Re: [net-next v1 08/16] memory-provider: dmabuf devmem memory provider

From: Mina Almasry
Date: Thu Dec 14 2023 - 15:03:51 EST


On Mon, Dec 11, 2023 at 12:37 PM Pavel Begunkov <asml.silence@xxxxxxxxx> wrote:
...
> >> If you remove the branch, let it fall into ->release and rely
> >> on refcounting there, then the callback could also fix up
> >> release_cnt or ask pp to do it, like in the patch I linked above
> >>
> >
> > Sadly I don't think this is possible due to the reasons I mention in
> > the commit message of that patch. Prematurely releasing ppiov and not
> > having them be candidates for recycling shows me a 4-5x degradation in
> > performance.
>
> I don't think I follow. The concept is to only recycle a buffer (i.e.
> make it available for allocation) when its refs drop to zero, which is
> IMHO the only way it can work, and IIUC what this patchset is doing.
>
> That's also I suggest to do, but through a slightly different path.
> Let's say at some moment there are 2 refs (e.g. 1 for an skb and
> 1 for userspace/xarray).
>
> Say it first puts the skb:
>
> napi_pp_put_page()
> -> page_pool_return_page()
> -> mp_ops->release_page()
> -> need_to_free = put_buf()
> // not last ref, need_to_free==false,
> // don't recycle, don't increase release_cnt
>
> Then you put the last ref:
>
> page_pool_iov_put_many()
> -> page_pool_return_page()
> -> mp_ops->release_page()
> -> need_to_free = put_buf()
> // last ref, need_to_free==true,
> // recycle and release_cnt++
>
> And that last put can even be recycled right into the
> pp / ptr_ring, in which case it doesn't need to touch
> release_cnt. Does it make sense? I don't see where
> 4-5x degradation would come from
>
>

Sorry for the late reply, I have been working on this locally.

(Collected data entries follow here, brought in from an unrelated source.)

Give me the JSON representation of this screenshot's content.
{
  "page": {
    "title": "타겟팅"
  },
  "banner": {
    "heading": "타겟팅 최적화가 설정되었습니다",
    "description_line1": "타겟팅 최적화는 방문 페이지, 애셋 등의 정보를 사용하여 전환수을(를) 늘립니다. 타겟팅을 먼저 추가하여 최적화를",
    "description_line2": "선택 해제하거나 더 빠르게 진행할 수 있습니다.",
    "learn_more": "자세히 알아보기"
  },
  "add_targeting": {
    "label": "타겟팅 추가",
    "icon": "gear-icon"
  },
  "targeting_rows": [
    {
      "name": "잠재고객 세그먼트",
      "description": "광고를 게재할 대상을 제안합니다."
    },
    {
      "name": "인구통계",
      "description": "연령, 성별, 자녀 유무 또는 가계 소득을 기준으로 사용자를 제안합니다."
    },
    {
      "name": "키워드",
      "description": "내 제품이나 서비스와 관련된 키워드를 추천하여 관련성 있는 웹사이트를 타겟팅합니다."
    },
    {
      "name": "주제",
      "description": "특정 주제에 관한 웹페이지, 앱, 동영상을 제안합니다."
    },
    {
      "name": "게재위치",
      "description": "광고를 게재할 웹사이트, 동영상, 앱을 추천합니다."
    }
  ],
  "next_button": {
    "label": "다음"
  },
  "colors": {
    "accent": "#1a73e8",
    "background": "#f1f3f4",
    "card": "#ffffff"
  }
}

What you're saying makes sense, and I'm no longer sure why I was
seeing a perf degradation without '[net-next v1 10/16] page_pool:
don't release iov on elevanted refcount'. However, even though what
you're saying is technically correct, AFAIU it's actually semantically
wrong. When a page is released by the page_pool, we should call
page_pool_clear_pp_info() and completely disconnect the page from the
pool. If we call release_page() on a page and then the page pool sees
it again in page_pool_return_page(), I think that is considered a bug.
In fact I think what you're proposing is as a result of a bug because
we don't call a page_pool_clear_pp_info() equivalent on releasing
ppiov.

However, I'm reasonably confident I figured out the right thing to do
here. The page_pool uses page->pp_frag_count for its refcounting.
pp_frag_count is a misnomer, it's being renamed to pp_ref_count in
Liang's series[1]). In this series I used a get_page/put_page
equivalent for refcounting. Once I transitioned to using
pp_[frag|ref]_count for refcounting inside the page_pool, the issue
went away, and I no longer need the patch 'page_pool: don't release
iov on elevanted refcount'.

There is an additional upside, since pages and ppiovs are both being
refcounted using pp_[frag|ref]_count, we get some unified handling for
ppiov and we reduce the checks around ppiov. This should be fixed
properly in the next series.

I still need to do some work (~1 week) before I upload the next
version as there is a new requirement from MM that we transition to a
new type and not re-use page*, but I uploaded my changes github with
the refcounting issues resolved in case they're useful to you. Sorry
for the churn:

https://github.com/mina/linux/commits/tcpdevmem-v1.5/

[1] https://patchwork.kernel.org/project/netdevbpf/list/?series=809049&state=*

--
Thanks,
Mina